US law allows overseas nationals to sue companies registered in America for human rights abuses. Shell spent 13 years attempting to get the claims against it and Brian Anderson ( a former managing director of the company’s Nigerian business) thrown out of court but was told in April by a New York judge that the case would go to trial.
The company said that it agreed to a settlement “in recognition of the tragic turn of events in Ogoni land, even though Shell had no part in the violence that took place”.
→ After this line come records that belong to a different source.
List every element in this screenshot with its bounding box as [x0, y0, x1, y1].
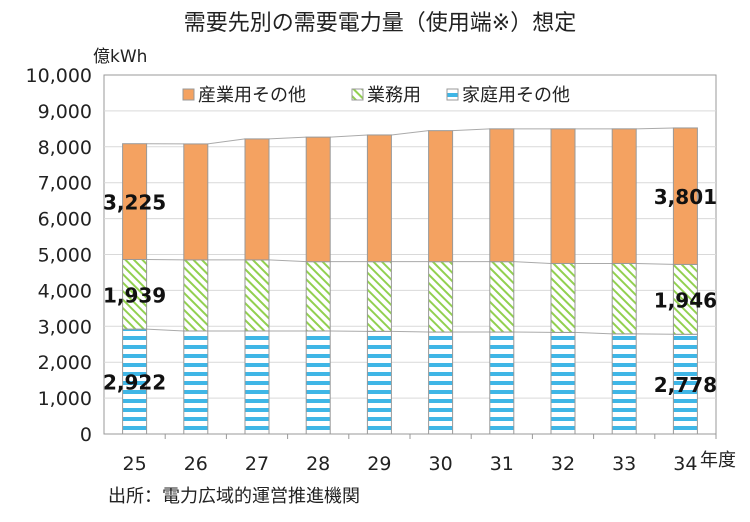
- bar-segment-33-2: [611, 128, 637, 264]
- y-tick-label: 5,000: [38, 245, 92, 267]
- bar-segment-28-0: [305, 330, 331, 435]
- series-connector: [636, 262, 674, 265]
- y-tick-label: 2,000: [38, 352, 92, 374]
- bar-segment-26-2: [183, 143, 209, 261]
- legend: 産業用その他 業務用 家庭用その他: [182, 85, 570, 106]
- bar-segment-27-0: [244, 330, 270, 435]
- series-connector: [268, 259, 307, 263]
- series-connector: [391, 330, 429, 333]
- bar-segment-32-2: [550, 128, 576, 264]
- bar-segment-25-0: [122, 328, 148, 435]
- bar-segment-27-1: [244, 259, 270, 332]
- data-label: 2,922: [103, 371, 166, 395]
- bar-segment-29-0: [366, 330, 392, 435]
- y-tick-label: 4,000: [38, 280, 92, 302]
- y-tick-label: 7,000: [38, 173, 92, 195]
- y-tick-label: 6,000: [38, 209, 92, 231]
- x-tick-label: 25: [123, 453, 147, 475]
- bar-segment-32-0: [550, 331, 576, 435]
- legend-swatch-2: [182, 88, 195, 101]
- x-axis-label: 年度: [700, 450, 736, 471]
- bar-segment-31-0: [489, 331, 515, 435]
- source-note: 出所：電力広域的運営推進機関: [108, 486, 360, 507]
- bar-segment-29-1: [366, 261, 392, 332]
- bar-segment-33-0: [611, 333, 637, 435]
- bar-segment-30-1: [428, 261, 454, 333]
- x-tick-label: 31: [490, 453, 514, 475]
- bar-segment-27-2: [244, 138, 270, 261]
- legend-label: 産業用その他: [198, 85, 306, 106]
- y-axis-label: 億kWh: [93, 47, 147, 67]
- y-tick-label: 3,000: [38, 316, 92, 338]
- bar-segment-28-2: [305, 136, 331, 263]
- legend-label: 家庭用その他: [462, 85, 570, 106]
- bar-segment-33-1: [611, 262, 637, 335]
- bar-segment-25-2: [122, 143, 148, 260]
- legend-swatch-1: [351, 88, 364, 101]
- series-connector: [636, 127, 674, 130]
- y-tick-label: 0: [80, 424, 92, 446]
- x-tick-label: 33: [612, 453, 636, 475]
- series-connector: [330, 134, 368, 138]
- x-tick-label: 27: [245, 453, 269, 475]
- bar-segment-34-1: [672, 263, 698, 335]
- y-tick-label: 9,000: [38, 101, 92, 123]
- y-tick-label: 8,000: [38, 137, 92, 159]
- y-tick-label: 10,000: [26, 65, 92, 87]
- legend-label: 業務用: [367, 85, 421, 106]
- data-label: 1,946: [654, 288, 717, 312]
- bar-segment-30-2: [428, 130, 454, 263]
- bar-segment-29-2: [366, 134, 392, 263]
- series-connector: [146, 328, 184, 332]
- bar-segment-30-0: [428, 331, 454, 435]
- series-connector: [268, 136, 307, 140]
- x-tick-label: 28: [306, 453, 330, 475]
- chart-title: 需要先別の需要電力量（使用端※）想定: [184, 11, 576, 36]
- series-connector: [452, 128, 490, 132]
- legend-swatch-0: [446, 88, 459, 101]
- data-label: 1,939: [103, 283, 166, 307]
- bar-segment-31-2: [489, 128, 515, 263]
- x-tick-label: 30: [429, 453, 453, 475]
- data-label: 3,225: [103, 191, 166, 215]
- bar-segment-26-1: [183, 259, 209, 332]
- bar-segment-25-1: [122, 258, 148, 330]
- data-label: 2,778: [654, 373, 717, 397]
- y-tick-label: 1,000: [38, 388, 92, 410]
- series-connector: [574, 331, 613, 335]
- series-connector: [513, 261, 552, 264]
- bar-segment-32-1: [550, 262, 576, 333]
- bar-segment-28-1: [305, 261, 331, 332]
- x-tick-label: 26: [184, 453, 208, 475]
- x-tick-label: 29: [367, 453, 391, 475]
- data-label: 3,801: [654, 185, 717, 209]
- x-tick-label: 34: [673, 453, 697, 475]
- bar-segment-34-2: [672, 127, 698, 265]
- x-tick-label: 32: [551, 453, 575, 475]
- bar-segment-26-0: [183, 330, 209, 435]
- bar-segment-31-1: [489, 261, 515, 333]
- series-connector: [391, 130, 429, 136]
- series-connector: [207, 138, 246, 145]
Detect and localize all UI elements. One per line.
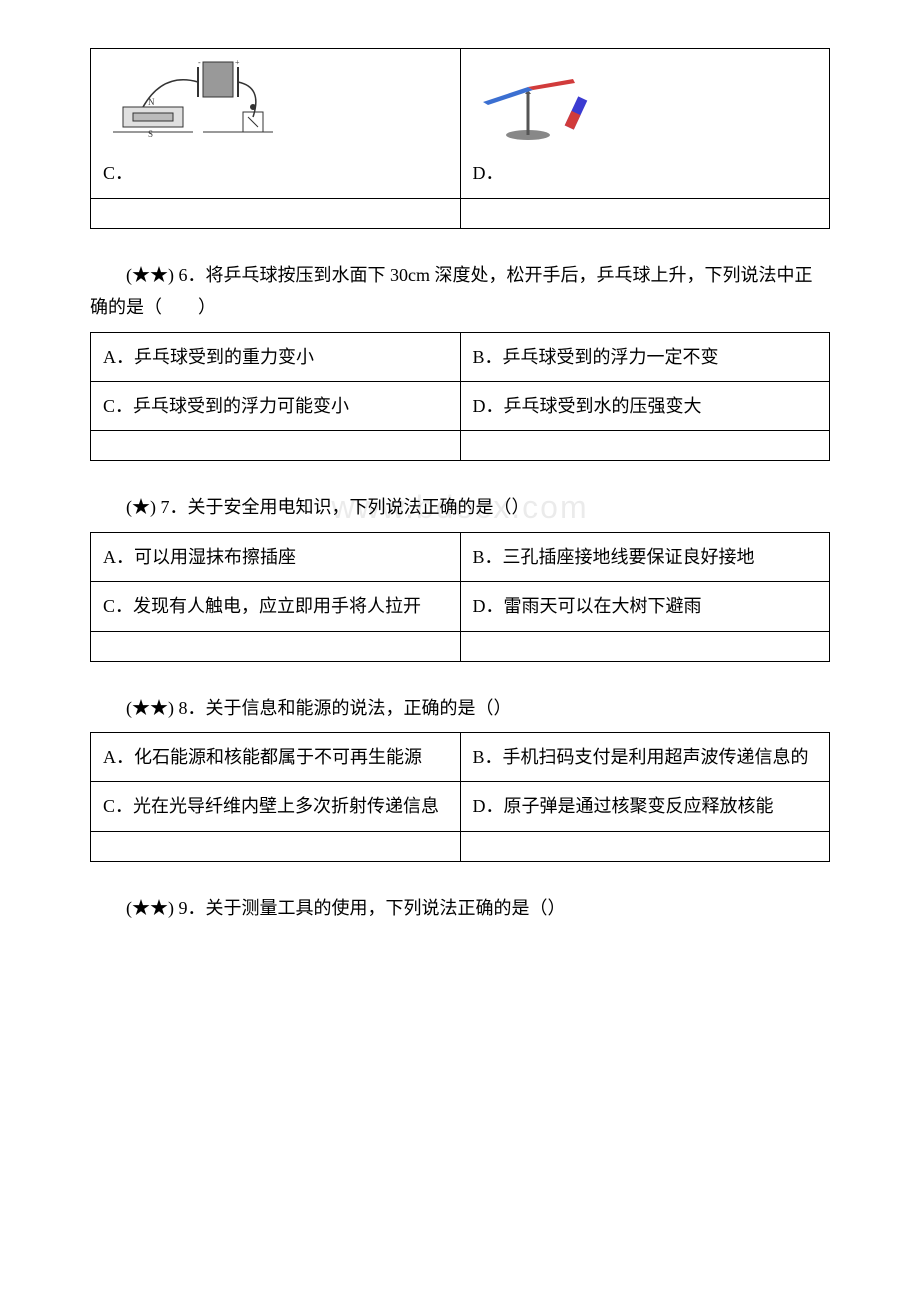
svg-text:N: N	[148, 97, 155, 107]
svg-text:+: +	[235, 58, 240, 67]
q7-option-a: A．可以用湿抹布擦插座	[91, 532, 461, 581]
option-c-cell: - + N S C．	[91, 49, 461, 199]
q7-option-d: D．雷雨天可以在大树下避雨	[460, 582, 830, 631]
q7-option-c: C．发现有人触电，应立即用手将人拉开	[91, 582, 461, 631]
q6-option-c: C．乒乓球受到的浮力可能变小	[91, 381, 461, 430]
q5-image-options-table: - + N S C．	[90, 48, 830, 229]
option-c-diagram: - + N S	[103, 57, 283, 157]
option-c-label: C．	[103, 157, 133, 189]
q6-option-d: D．乒乓球受到水的压强变大	[460, 381, 830, 430]
q6-option-a: A．乒乓球受到的重力变小	[91, 332, 461, 381]
svg-text:S: S	[148, 129, 153, 139]
svg-text:-: -	[198, 58, 201, 67]
option-d-label: D．	[473, 157, 504, 189]
q8-options-table: A．化石能源和核能都属于不可再生能源 B．手机扫码支付是利用超声波传递信息的 C…	[90, 732, 830, 862]
q7-option-b: B．三孔插座接地线要保证良好接地	[460, 532, 830, 581]
question-6-text: (★★) 6．将乒乓球按压到水面下 30cm 深度处，松开手后，乒乓球上升，下列…	[90, 259, 830, 324]
empty-cell	[460, 431, 830, 461]
question-8-text: (★★) 8．关于信息和能源的说法，正确的是（）	[90, 692, 830, 724]
empty-cell	[460, 631, 830, 661]
question-9-text: (★★) 9．关于测量工具的使用，下列说法正确的是（）	[90, 892, 830, 924]
q6-options-table: A．乒乓球受到的重力变小 B．乒乓球受到的浮力一定不变 C．乒乓球受到的浮力可能…	[90, 332, 830, 462]
empty-cell	[91, 831, 461, 861]
q7-options-table: A．可以用湿抹布擦插座 B．三孔插座接地线要保证良好接地 C．发现有人触电，应立…	[90, 532, 830, 662]
empty-cell	[460, 831, 830, 861]
empty-cell	[91, 198, 461, 228]
q6-option-b: B．乒乓球受到的浮力一定不变	[460, 332, 830, 381]
q8-option-c: C．光在光导纤维内壁上多次折射传递信息	[91, 782, 461, 831]
empty-cell	[460, 198, 830, 228]
question-7-text: (★) 7．关于安全用电知识，下列说法正确的是（）	[90, 491, 830, 523]
empty-cell	[91, 431, 461, 461]
q8-option-d: D．原子弹是通过核聚变反应释放核能	[460, 782, 830, 831]
option-d-diagram	[473, 57, 613, 157]
option-d-cell: D．	[460, 49, 830, 199]
q8-option-a: A．化石能源和核能都属于不可再生能源	[91, 732, 461, 781]
empty-cell	[91, 631, 461, 661]
q8-option-b: B．手机扫码支付是利用超声波传递信息的	[460, 732, 830, 781]
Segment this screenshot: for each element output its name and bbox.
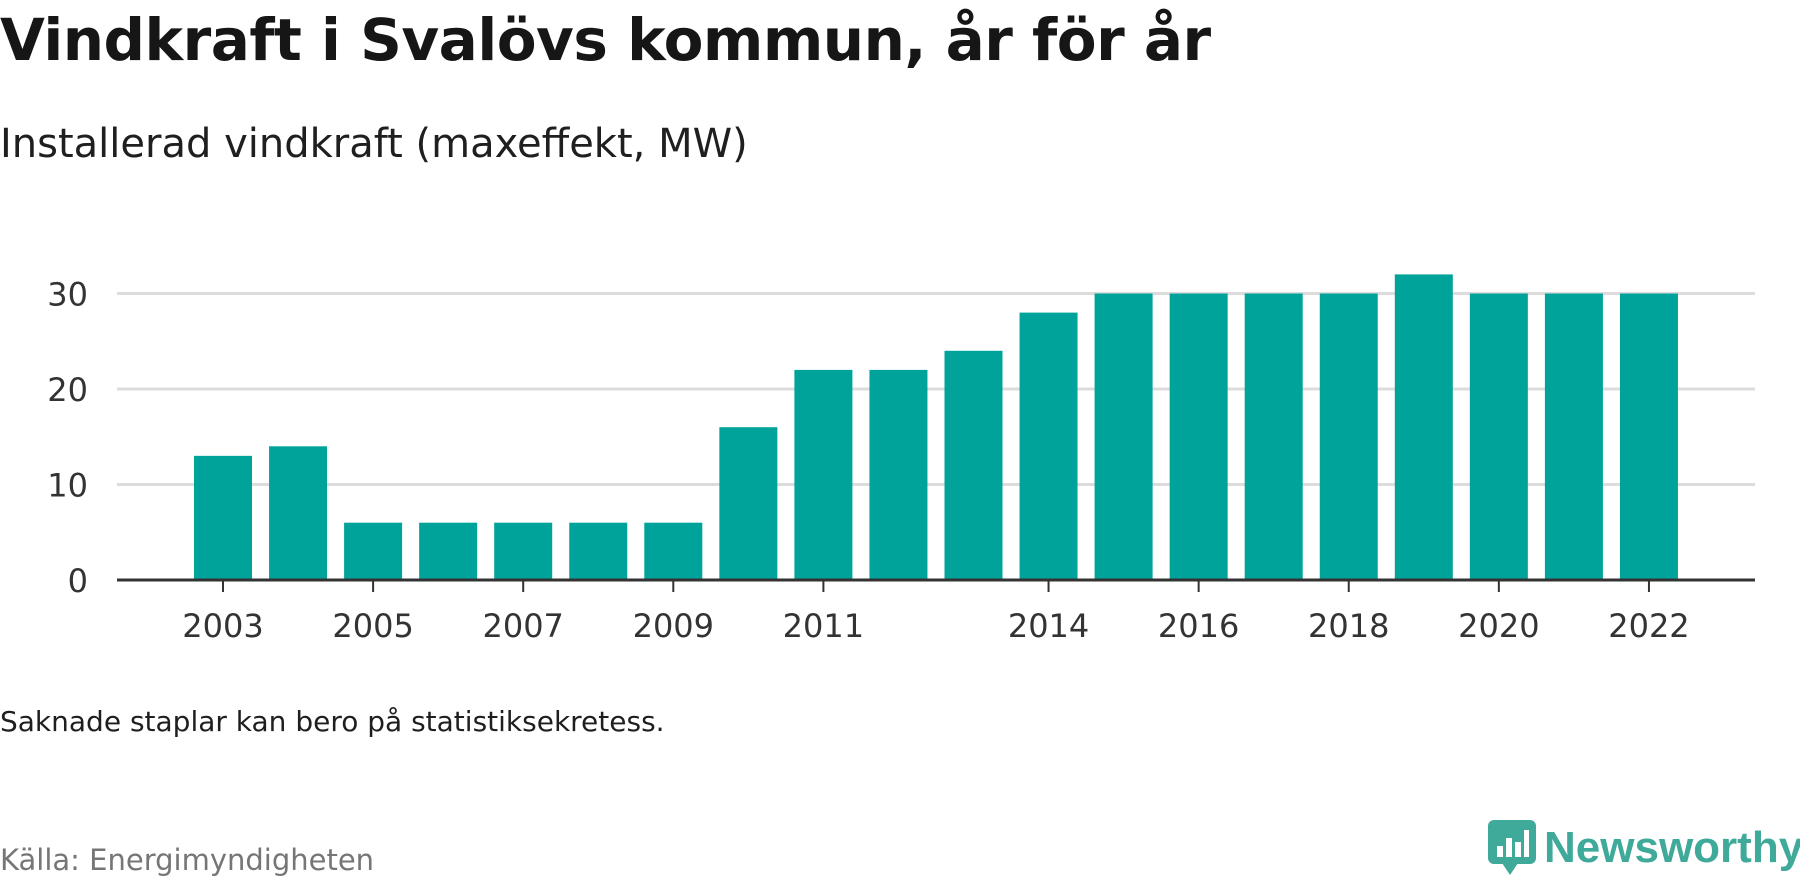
bar-2016 [1169,293,1228,580]
x-tick-label: 2014 [1008,607,1089,645]
x-axis-labels: 2003 2005 2007 2009 2011 2014 2016 2018 2020 2022 [182,607,1689,645]
x-tick-label: 2011 [783,607,864,645]
bar-2003 [194,455,252,580]
footnote: Saknade staplar kan bero på statistiksek… [0,705,665,738]
chart-title: Vindkraft i Svalövs kommun, år för år [0,6,1211,74]
x-tick-label: 2016 [1158,607,1239,645]
bar-2015 [1094,293,1153,580]
x-tick-label: 2018 [1308,607,1389,645]
bar-2010 [719,427,778,580]
x-tick-label: 2022 [1608,607,1689,645]
bar-2004 [269,446,328,580]
bar-2012 [869,369,928,580]
y-tick-label: 10 [47,467,88,505]
y-axis-labels: 0 10 20 30 [47,276,88,601]
bar-2008 [569,522,628,580]
bar-2009 [644,522,703,580]
y-tick-label: 30 [47,276,88,314]
bar-2006 [419,522,478,580]
bar-2022 [1619,293,1678,580]
x-tick-label: 2003 [182,607,263,645]
bar-2021 [1544,293,1603,580]
x-tick-label: 2009 [633,607,714,645]
newsworthy-logo: Newsworthy [1488,820,1800,876]
source-credit: Källa: Energimyndigheten [0,843,375,877]
bar-chart-speech-bubble-icon [1488,820,1536,875]
bar-2005 [344,522,403,580]
x-tick-label: 2020 [1458,607,1539,645]
chart-subtitle: Installerad vindkraft (maxeffekt, MW) [0,121,748,167]
bar-2017 [1244,293,1303,580]
x-tick-label: 2007 [482,607,563,645]
y-tick-label: 0 [68,562,88,600]
x-axis [117,578,1755,592]
x-tick-label: 2005 [332,607,413,645]
bar-2013 [944,350,1003,580]
bar-2020 [1469,293,1528,580]
bar-2011 [794,369,853,580]
bar-2014 [1019,312,1078,580]
brand-name: Newsworthy [1544,823,1800,872]
bar-2018 [1319,293,1378,580]
bars [194,274,1678,580]
y-tick-label: 20 [47,371,88,409]
bar-2007 [494,522,553,580]
bar-2019 [1394,274,1453,580]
According to the lawsuit against Shell, the company encouraged Nigeria’s military regime to clamp down on Mr Saro-Wiwa because his activities threatened lucrative oil production in the Niger Delta. The suit also claimed that Shell representatives met Sani Abacha, then Nigeria’s military president, to discuss the tribunal and told associates in advance that Mr Saro-Wiwa would be found guilty. The lawsuit against Mr Anderson alleged that he met Owens Wiwa, Mr Saro-Wiwa’s brother, and offered to secure the Mosop leader’s freedom in a return for a halt to the group’s protests. Dr Wiwa was later forced to flee Nigeria, having also been detained and tortured by the military regime.
Malcolm Brinded, Shell’s executive director for exploration and production, said yesterday: “While we were prepared to go to court to clear our name, we believe the right way forward is to focus on the future for Ogoni people, which is important for peace and stability in the region.”
Judith Chomsky, an attorney with the Center for Constitutional Rights in New York, which helped to bring the case against Shell, said that the settlement showed that “corporations, no matter how powerful, will be held to universal human rights standards”.